The musical score of Hitman 2, composed by Jesper Kyd and performed by the Budapest Symphony Orchestra, was integral to the very European mood of the game and a perfect companion to trudges through the snow of St. Petersburg. But to tie in with the frightening atmosphere of 47’s brush with the Grim Reaper, Jepser Kyd has gone it alone for Contracts, conjuring up a series of mostly hushed, suspenseful tunes, to represent 47’s irresolute and vulnerable mindset, and his steadily building fear of something being around the corner. Some of these pieces would befit a classy horror story, and Kyd’s ideas gel brilliantly with the gloom of Contracts too.
With a dozen missions to play, most of them sufficiently sized and none of them outright bad, the game might initially take a few days to complete only.

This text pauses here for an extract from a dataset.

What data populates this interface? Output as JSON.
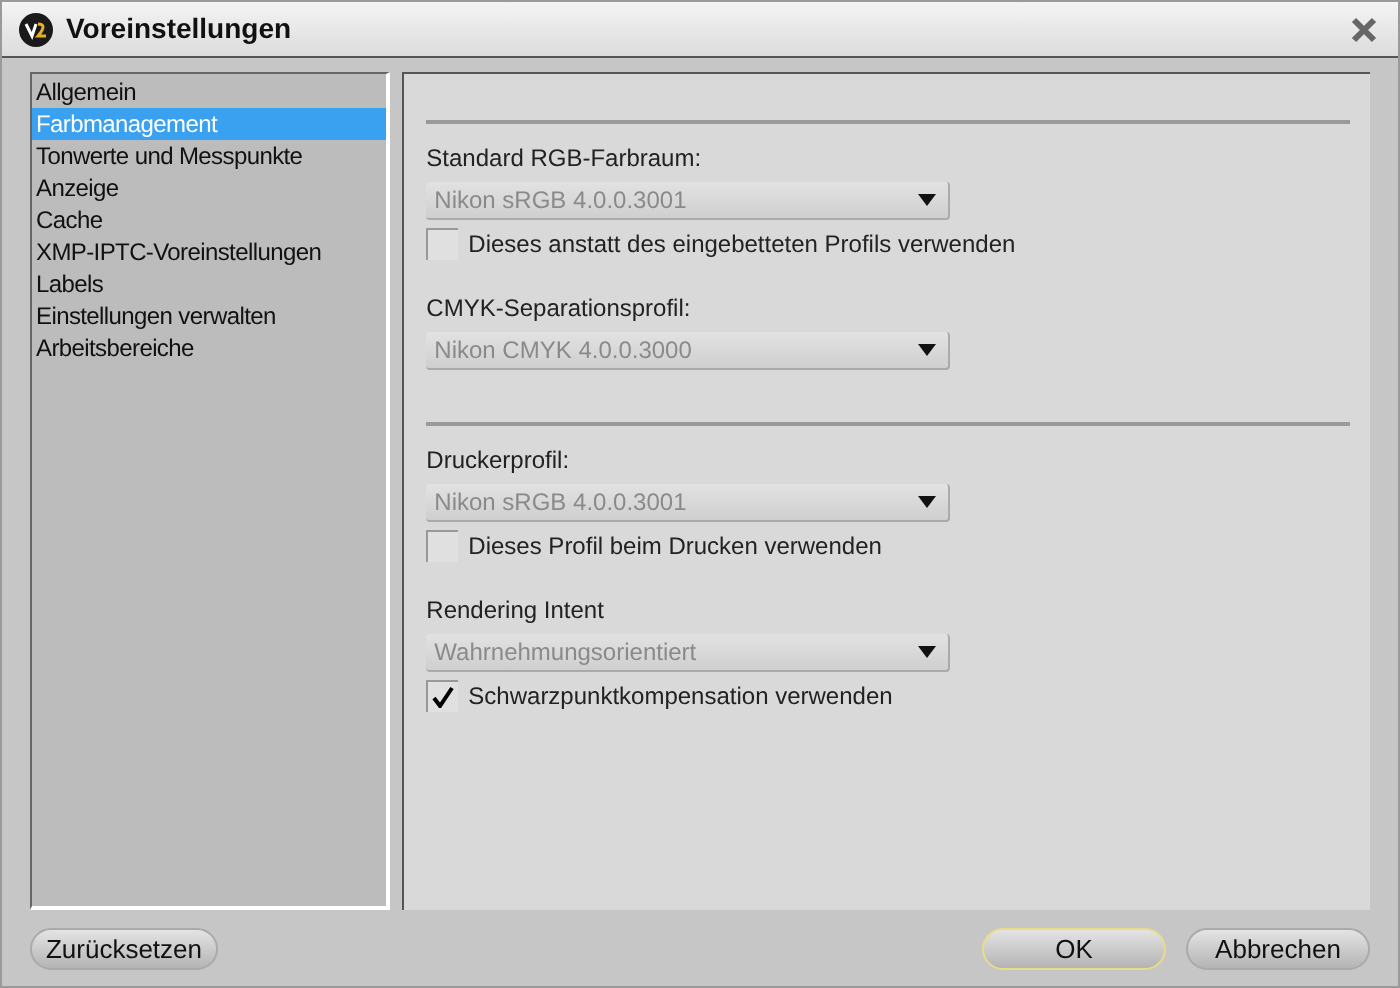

Fear not; there is at least one secret to unlock for every mission, and the only way to put the finishing touches to an already delicious arsenal of handguns, shotguns, sub-machine guns and rifles is to sneak your way through the game and keep your aggression levels at zero, to be awarded a “Silent Assassin” rank. Each time you earn Silent Assassin, it unearths a new addition to your armoury, ranging from the plausible – a pair of silenced pistols – to the unfathomable – one Dirty Harry-esque magnum revolver in each hand.
Silent Assassin is how you get the most out of the game, as you carry out the task at hand cleanly and stealthily, never once being sniffed out or caught red-handed. And yes, this is how factual hitmen are expected to do it. Logically, if the main draw of the game is that you can step into the shoes of a gentleman with such a curious career for a few hours, you should get the most pleasure out of emulating 47’s real-life counterparts with style.
This game is by the far the darkest Hitman to date, exposing 47’s physical and emotional weaknesses and dispelling the myth that he is peerless and without equal. He is a flawed human like the rest of us, and a lot of the characters you’ll encounter through the course of the game show you how twisted our species can be. If this is the developer conveying a political, social and/or psychological message, I thank them. If it isn’t, enjoy Contracts for what it is anyway: pretty terrific.